Hi Slaven,
Believe me, I've had enough flames thrown my way over the last few years over this issue and I have no energy to invest in any more arguments. I choose not to use an OR mapper and that is not going to change. If developers want to use NHibernate in their custom features nothing stops them from that, but I'm not going there any time soon myself.
The ORM crowd often asserts that it solves the multiple database support problem, but really I do not see a lot of projects actually supporting multiple databases well like mojoPortal does. It seems mostly theoretical. Show me any other projects you see that really support 5 databases like I do in mojoPortal.
While its true that any supposed performance benefits of using stored procedures is so small as to be hard to measure, there are security benefits that can be important and should not be dismissed lightly. Its certainly more work supporting stored procs in my experience. Originally I was using procs for pgsql, but now I only continue to use procs for MS SQL.
There are many formal environments out there where the dba will not allow dynamic sql because it makes their job difficult not knowing what rogue sql statements may be hindering performance. Using procs also allows hardening the installation by using a db user with only permission to execute the procs and no direct permissions on any tables. mojoPortal using MS SQL can be used in these environments where OR mappers will not be allowed. I think Oracle shops also tend to have DBAs and tend to be very formal as well, so to me its questionable whether a dynamic sql data layer for Oracle would have appeal in a lot of Oracle shops. I think many of them would rather have procs.

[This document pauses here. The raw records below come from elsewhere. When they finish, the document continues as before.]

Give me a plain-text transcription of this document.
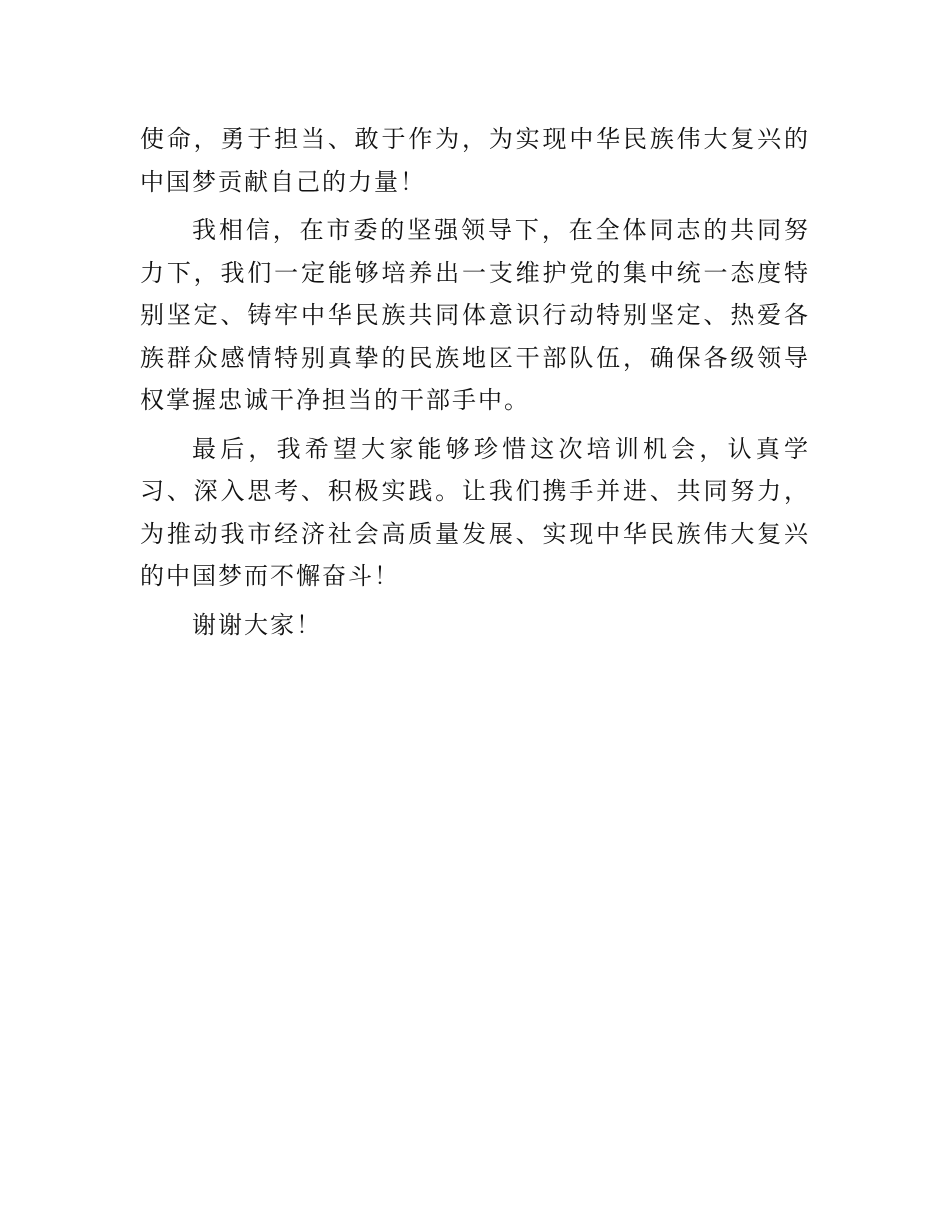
使命，勇于担当、敢于作为，为实现中华民族伟大复兴的中国梦贡献自己的力量！

我相信，在市委的坚强领导下，在全体同志的共同努力下，我们一定能够培养出一支维护党的集中统一态度特别坚定、铸牢中华民族共同体意识行动特别坚定、热爱各族群众感情特别真挚的民族地区干部队伍，确保各级领导权掌握忠诚干净担当的干部手中。

最后，我希望大家能够珍惜这次培训机会，认真学习、深入思考、积极实践。让我们携手并进、共同努力，为推动我市经济社会高质量发展、实现中华民族伟大复兴的中国梦而不懈奋斗！

谢谢大家！
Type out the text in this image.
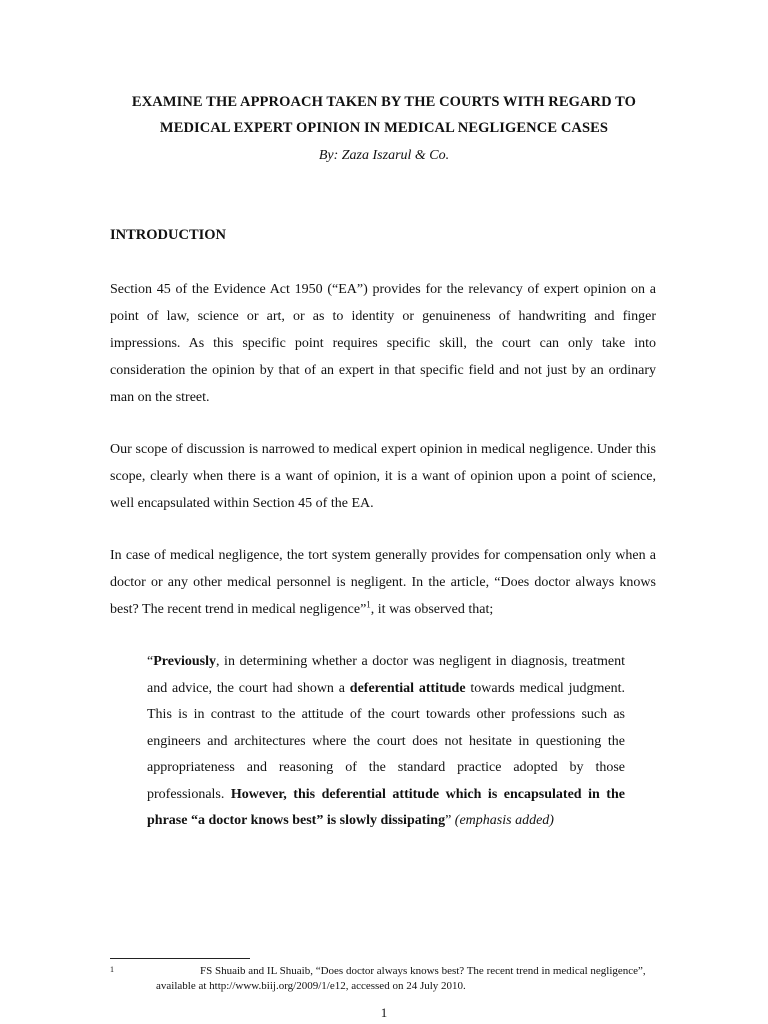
EXAMINE THE APPROACH TAKEN BY THE COURTS WITH REGARD TO
MEDICAL EXPERT OPINION IN MEDICAL NEGLIGENCE CASES

By: Zaza Iszarul & Co.

INTRODUCTION

Section 45 of the Evidence Act 1950 (“EA”) provides for the relevancy of expert opinion on a point of law, science or art, or as to identity or genuineness of handwriting and finger impressions. As this specific point requires specific skill, the court can only take into consideration the opinion by that of an expert in that specific field and not just by an ordinary man on the street.

Our scope of discussion is narrowed to medical expert opinion in medical negligence. Under this scope, clearly when there is a want of opinion, it is a want of opinion upon a point of science, well encapsulated within Section 45 of the EA.

In case of medical negligence, the tort system generally provides for compensation only when a doctor or any other medical personnel is negligent. In the article, “Does doctor always knows best? The recent trend in medical negligence”$^1$, it was observed that;

“Previously, in determining whether a doctor was negligent in diagnosis, treatment and advice, the court had shown a deferential attitude towards medical judgment. This is in contrast to the attitude of the court towards other professions such as engineers and architectures where the court does not hesitate in questioning the appropriateness and reasoning of the standard practice adopted by those professionals. However, this deferential attitude which is encapsulated in the phrase “a doctor knows best” is slowly dissipating” (emphasis added)

1	FS Shuaib and IL Shuaib, “Does doctor always knows best? The recent trend in medical negligence”, available at http://www.biij.org/2009/1/e12, accessed on 24 July 2010.

1
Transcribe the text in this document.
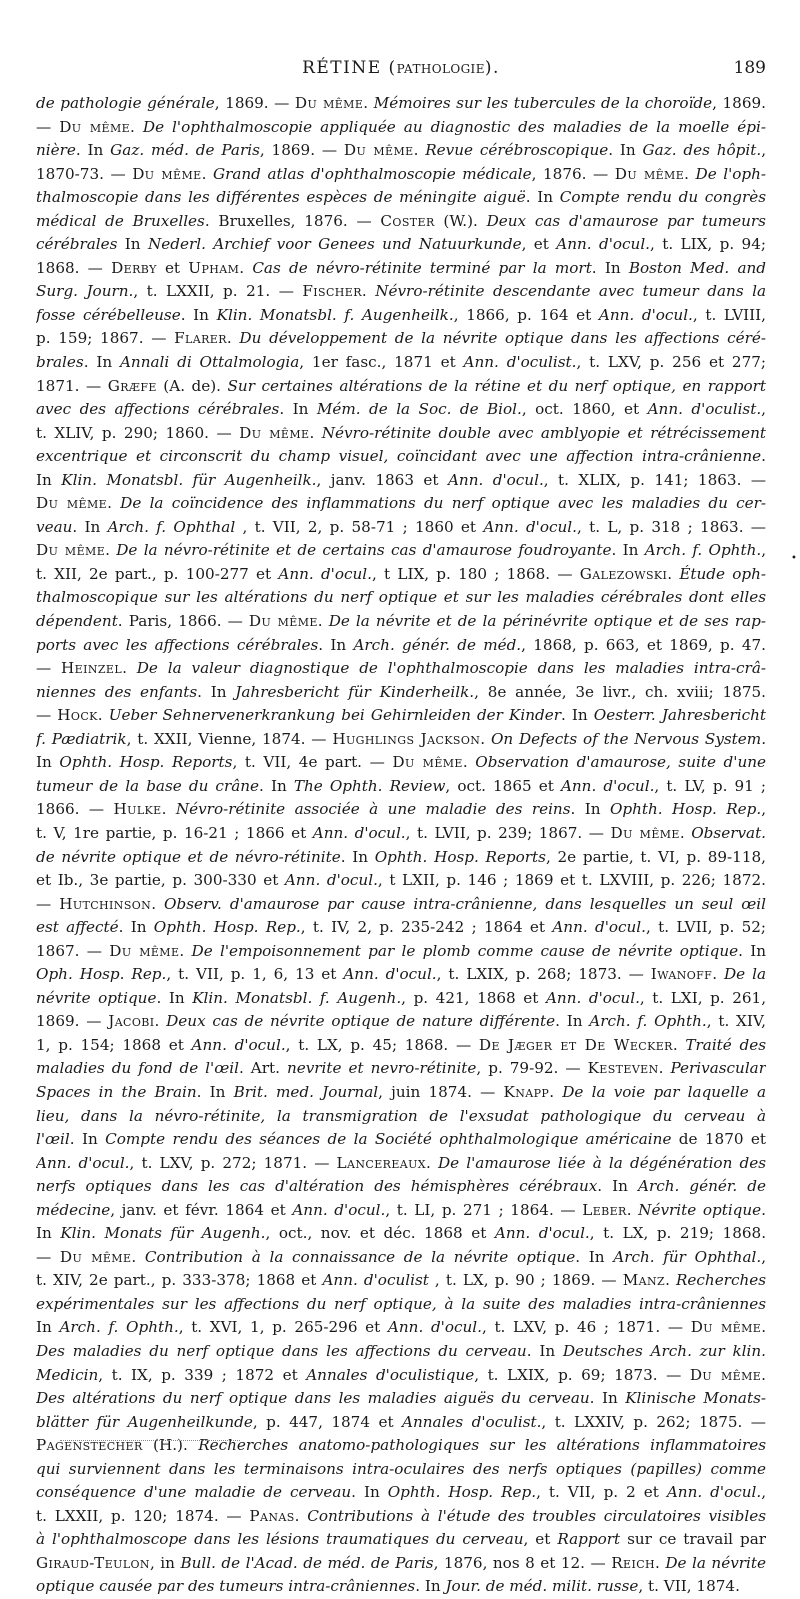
RÉTINE (pathologie).	189
de pathologie générale, 1869. — Du même. Mémoires sur les tubercules de la choroïde, 1869.
— Du même. De l'ophthalmoscopie appliquée au diagnostic des maladies de la moelle épi-
nière. In Gaz. méd. de Paris, 1869. — Du même. Revue cérébroscopique. In Gaz. des hôpit.,
1870-73. — Du même. Grand atlas d'ophthalmoscopie médicale, 1876. — Du même. De l'oph-
thalmoscopie dans les différentes espèces de méningite aiguë. In Compte rendu du congrès
médical de Bruxelles. Bruxelles, 1876. — Coster (W.). Deux cas d'amaurose par tumeurs
cérébrales In Nederl. Archief voor Genees und Natuurkunde, et Ann. d'ocul., t. LIX, p. 94;
1868. — Derby et Upham. Cas de névro-rétinite terminé par la mort. In Boston Med. and
Surg. Journ., t. LXXII, p. 21. — Fischer. Névro-rétinite descendante avec tumeur dans la
fosse cérébelleuse. In Klin. Monatsbl. f. Augenheilk., 1866, p. 164 et Ann. d'ocul., t. LVIII,
p. 159; 1867. — Flarer. Du développement de la névrite optique dans les affections céré-
brales. In Annali di Ottalmologia, 1er fasc., 1871 et Ann. d'oculist., t. LXV, p. 256 et 277;
1871. — Græfe (A. de). Sur certaines altérations de la rétine et du nerf optique, en rapport
avec des affections cérébrales. In Mém. de la Soc. de Biol., oct. 1860, et Ann. d'oculist.,
t. XLIV, p. 290; 1860. — Du même. Névro-rétinite double avec amblyopie et rétrécissement
excentrique et circonscrit du champ visuel, coïncidant avec une affection intra-crânienne.
In Klin. Monatsbl. für Augenheilk., janv. 1863 et Ann. d'ocul., t. XLIX, p. 141; 1863. —
Du même. De la coïncidence des inflammations du nerf optique avec les maladies du cer-
veau. In Arch. f. Ophthal , t. VII, 2, p. 58-71 ; 1860 et Ann. d'ocul., t. L, p. 318 ; 1863. —
Du même. De la névro-rétinite et de certains cas d'amaurose foudroyante. In Arch. f. Ophth.,
t. XII, 2e part., p. 100-277 et Ann. d'ocul., t LIX, p. 180 ; 1868. — Galezowski. Étude oph-
thalmoscopique sur les altérations du nerf optique et sur les maladies cérébrales dont elles
dépendent. Paris, 1866. — Du même. De la névrite et de la périnévrite optique et de ses rap-
ports avec les affections cérébrales. In Arch. génér. de méd., 1868, p. 663, et 1869, p. 47.
— Heinzel. De la valeur diagnostique de l'ophthalmoscopie dans les maladies intra-crâ-
niennes des enfants. In Jahresbericht für Kinderheilk., 8e année, 3e livr., ch. xviii; 1875.
— Hock. Ueber Sehnervenerkrankung bei Gehirnleiden der Kinder. In Oesterr. Jahresbericht
f. Pædiatrik, t. XXII, Vienne, 1874. — Hughlings Jackson. On Defects of the Nervous System.
In Ophth. Hosp. Reports, t. VII, 4e part. — Du même. Observation d'amaurose, suite d'une
tumeur de la base du crâne. In The Ophth. Review, oct. 1865 et Ann. d'ocul., t. LV, p. 91 ;
1866. — Hulke. Névro-rétinite associée à une maladie des reins. In Ophth. Hosp. Rep.,
t. V, 1re partie, p. 16-21 ; 1866 et Ann. d'ocul., t. LVII, p. 239; 1867. — Du même. Observat.
de névrite optique et de névro-rétinite. In Ophth. Hosp. Reports, 2e partie, t. VI, p. 89-118,
et Ib., 3e partie, p. 300-330 et Ann. d'ocul., t LXII, p. 146 ; 1869 et t. LXVIII, p. 226; 1872.
— Hutchinson. Observ. d'amaurose par cause intra-crânienne, dans lesquelles un seul œil
est affecté. In Ophth. Hosp. Rep., t. IV, 2, p. 235-242 ; 1864 et Ann. d'ocul., t. LVII, p. 52;
1867. — Du même. De l'empoisonnement par le plomb comme cause de névrite optique. In
Oph. Hosp. Rep., t. VII, p. 1, 6, 13 et Ann. d'ocul., t. LXIX, p. 268; 1873. — Iwanoff. De la
névrite optique. In Klin. Monatsbl. f. Augenh., p. 421, 1868 et Ann. d'ocul., t. LXI, p. 261,
1869. — Jacobi. Deux cas de névrite optique de nature différente. In Arch. f. Ophth., t. XIV,
1, p. 154; 1868 et Ann. d'ocul., t. LX, p. 45; 1868. — De Jæger et De Wecker. Traité des
maladies du fond de l'œil. Art. nevrite et nevro-rétinite, p. 79-92. — Kesteven. Perivascular
Spaces in the Brain. In Brit. med. Journal, juin 1874. — Knapp. De la voie par laquelle a
lieu, dans la névro-rétinite, la transmigration de l'exsudat pathologique du cerveau à
l'œil. In Compte rendu des séances de la Société ophthalmologique américaine de 1870 et
Ann. d'ocul., t. LXV, p. 272; 1871. — Lancereaux. De l'amaurose liée à la dégénération des
nerfs optiques dans les cas d'altération des hémisphères cérébraux. In Arch. génér. de
médecine, janv. et févr. 1864 et Ann. d'ocul., t. LI, p. 271 ; 1864. — Leber. Névrite optique.
In Klin. Monats für Augenh., oct., nov. et déc. 1868 et Ann. d'ocul., t. LX, p. 219; 1868.
— Du même. Contribution à la connaissance de la névrite optique. In Arch. für Ophthal.,
t. XIV, 2e part., p. 333-378; 1868 et Ann. d'oculist , t. LX, p. 90 ; 1869. — Manz. Recherches
expérimentales sur les affections du nerf optique, à la suite des maladies intra-crâniennes
In Arch. f. Ophth., t. XVI, 1, p. 265-296 et Ann. d'ocul., t. LXV, p. 46 ; 1871. — Du même.
Des maladies du nerf optique dans les affections du cerveau. In Deutsches Arch. zur klin.
Medicin, t. IX, p. 339 ; 1872 et Annales d'oculistique, t. LXIX, p. 69; 1873. — Du même.
Des altérations du nerf optique dans les maladies aiguës du cerveau. In Klinische Monats-
blätter für Augenheilkunde, p. 447, 1874 et Annales d'oculist., t. LXXIV, p. 262; 1875. —
Pagenstecher (H.). Recherches anatomo-pathologiques sur les altérations inflammatoires
qui surviennent dans les terminaisons intra-oculaires des nerfs optiques (papilles) comme
conséquence d'une maladie de cerveau. In Ophth. Hosp. Rep., t. VII, p. 2 et Ann. d'ocul.,
t. LXXII, p. 120; 1874. — Panas. Contributions à l'étude des troubles circulatoires visibles
à l'ophthalmoscope dans les lésions traumatiques du cerveau, et Rapport sur ce travail par
Giraud-Teulon, in Bull. de l'Acad. de méd. de Paris, 1876, nos 8 et 12. — Reich. De la névrite
optique causée par des tumeurs intra-crâniennes. In Jour. de méd. milit. russe, t. VII, 1874.
•
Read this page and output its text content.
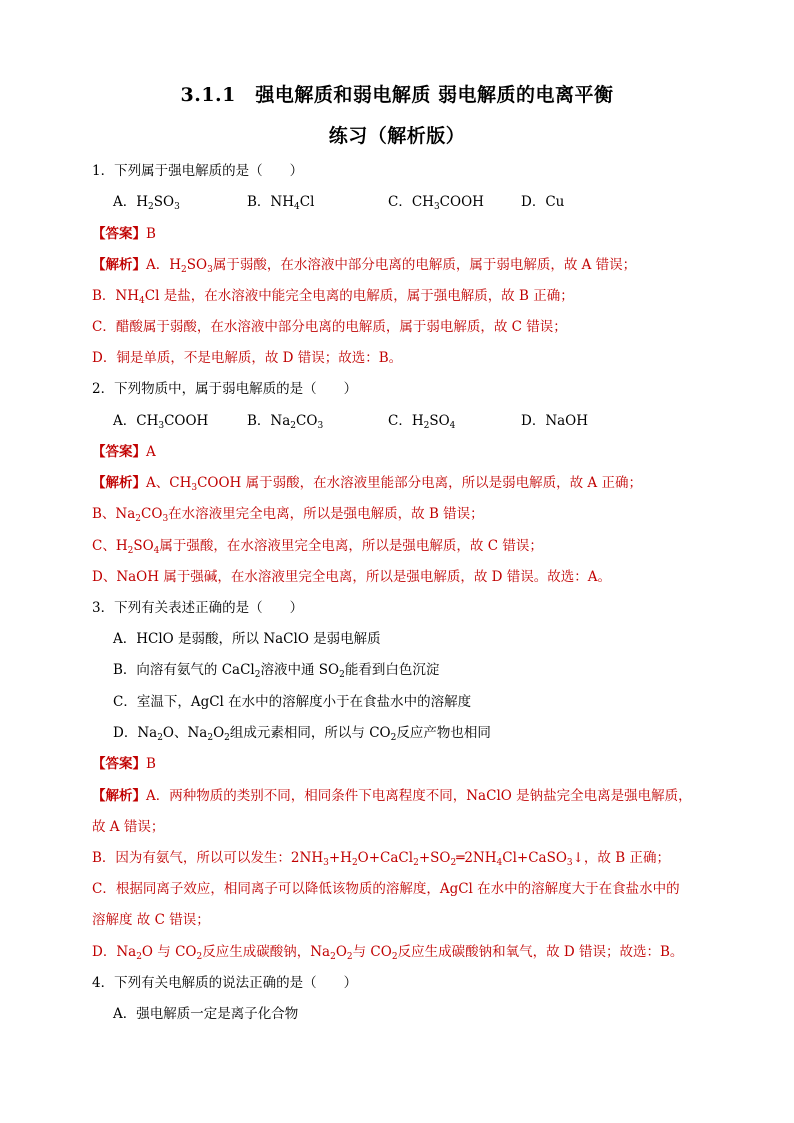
3.1.1　强电解质和弱电解质 弱电解质的电离平衡
练习（解析版）
1．下列属于强电解质的是（　　）
A．$H_2SO_3$	B．$NH_4Cl$	C．$CH_3COOH$	D．Cu
【答案】B
【解析】A．$H_2SO_3$属于弱酸，在水溶液中部分电离的电解质，属于弱电解质，故 A 错误；
B．$NH_4Cl$ 是盐，在水溶液中能完全电离的电解质，属于强电解质，故 B 正确；
C．醋酸属于弱酸，在水溶液中部分电离的电解质，属于弱电解质，故 C 错误；
D．铜是单质，不是电解质，故 D 错误；故选：B。
2．下列物质中，属于弱电解质的是（　　）
A．$CH_3COOH$	B．$Na_2CO_3$	C．$H_2SO_4$	D．NaOH
【答案】A
【解析】A、$CH_3COOH$ 属于弱酸，在水溶液里能部分电离，所以是弱电解质，故 A 正确；
B、$Na_2CO_3$在水溶液里完全电离，所以是强电解质，故 B 错误；
C、$H_2SO_4$属于强酸，在水溶液里完全电离，所以是强电解质，故 C 错误；
D、NaOH 属于强碱，在水溶液里完全电离，所以是强电解质，故 D 错误。故选：A。
3．下列有关表述正确的是（　　）
A．HClO 是弱酸，所以 NaClO 是弱电解质
B．向溶有氨气的 CaCl$_2$溶液中通 $SO_2$能看到白色沉淀
C．室温下，AgCl 在水中的溶解度小于在食盐水中的溶解度
D．$Na_2O$、$Na_2O_2$组成元素相同，所以与 $CO_2$反应产物也相同
【答案】B
【解析】A．两种物质的类别不同，相同条件下电离程度不同，NaClO 是钠盐完全电离是强电解质，
故 A 错误；
B．因为有氨气，所以可以发生：$2NH_3+H_2O+CaCl_2+SO_2═2NH_4Cl+CaSO_3↓$，故 B 正确；
C．根据同离子效应，相同离子可以降低该物质的溶解度，AgCl 在水中的溶解度大于在食盐水中的
溶解度 故 C 错误；
D．$Na_2O$ 与 $CO_2$反应生成碳酸钠，$Na_2O_2$与 $CO_2$反应生成碳酸钠和氧气，故 D 错误；故选：B。
4．下列有关电解质的说法正确的是（　　）
A．强电解质一定是离子化合物
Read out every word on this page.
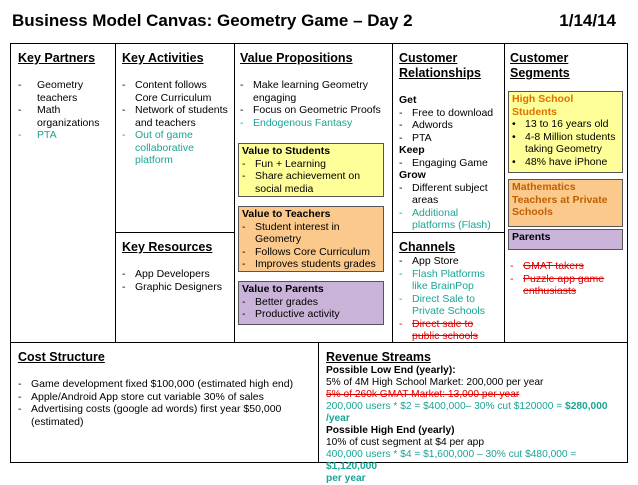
Business Model Canvas: Geometry Game – Day 2	1/14/14
Key Partners
- Geometry teachers
- Math organizations
- PTA
Key Activities
- Content follows Core Curriculum
- Network of students and teachers
- Out of game collaborative platform
Key Resources
- App Developers
- Graphic Designers
Value Propositions
- Make learning Geometry engaging
- Focus on Geometric Proofs
- Endogenous Fantasy
Value to Students
- Fun + Learning
- Share achievement on social media
Value to Teachers
- Student interest in Geometry
- Follows Core Curriculum
- Improves students grades
Value to Parents
- Better grades
- Productive activity
Customer Relationships
Get
- Free to download
- Adwords
- PTA
Keep
- Engaging Game
Grow
- Different subject areas
- Additional platforms (Flash)
Channels
- App Store
- Flash Platforms like BrainPop
- Direct Sale to Private Schools
- Direct sale to public schools
Customer Segments
High School Students
• 13 to 16 years old
• 4-8 Million students taking Geometry
• 48% have iPhone
Mathematics Teachers at Private Schools
Parents
- GMAT takers
- Puzzle app game enthusiasts
Cost Structure
- Game development fixed $100,000 (estimated high end)
- Apple/Android App store cut variable 30% of sales
- Advertising costs (google ad words) first year $50,000 (estimated)
Revenue Streams
Possible Low End (yearly):
5% of 4M High School Market: 200,000 per year
5% of 260k GMAT Market: 13,000 per year
200,000 users * $2 = $400,000– 30% cut $120000 = $280,000 /year
Possible High End (yearly)
10% of cust segment at $4 per app
400,000 users * $4 = $1,600,000 – 30% cut $480,000 = $1,120,000
per year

I do not like the way most OR mappers want to be the base class for business objects. This makes it an all or nothing thing you can either use it or not use it. If there was a way to abstract it so that a NHibernate data layer could be implemented like the other data layers as a service tier that would be cool, but its not like that, you would end up with a parrallel set of objects that really want to be the business objects and there is no easy way to get an IDataReader so its impossible to implement the same api with NHibernate as our existing data layers do.
To me, every developer should understand databases and sql, with OR mappers we are headed towards using a lot of wizard generated code that the developers don't really understand. I know sql well and I don't find it to be terribly difficult, its very straightforward.
When there is any problem I find it much easier to debug it when I can get straight to the sql code rather than have some big chunk of middle ware to debug through.
I also think OR mappers tend to have more overhead than I would like. For fast web sites you need to optimise and use IDataReader to get best performance. To me it seems silly to create a List of objects just to databind a dropdown or grid, its a lot of un-needed object creation that adds no value other than making things more object oriented. When you look at things like the PetShop application where MS showed how much faster .NET is than java, they did it by optimising this way. If they had valued pure theoretical OOP over actual performance they would not have beaten java.
Using code generation as a jump start I get very rapid development, so the supposed faster development of using OR mappers is not so big to attract me.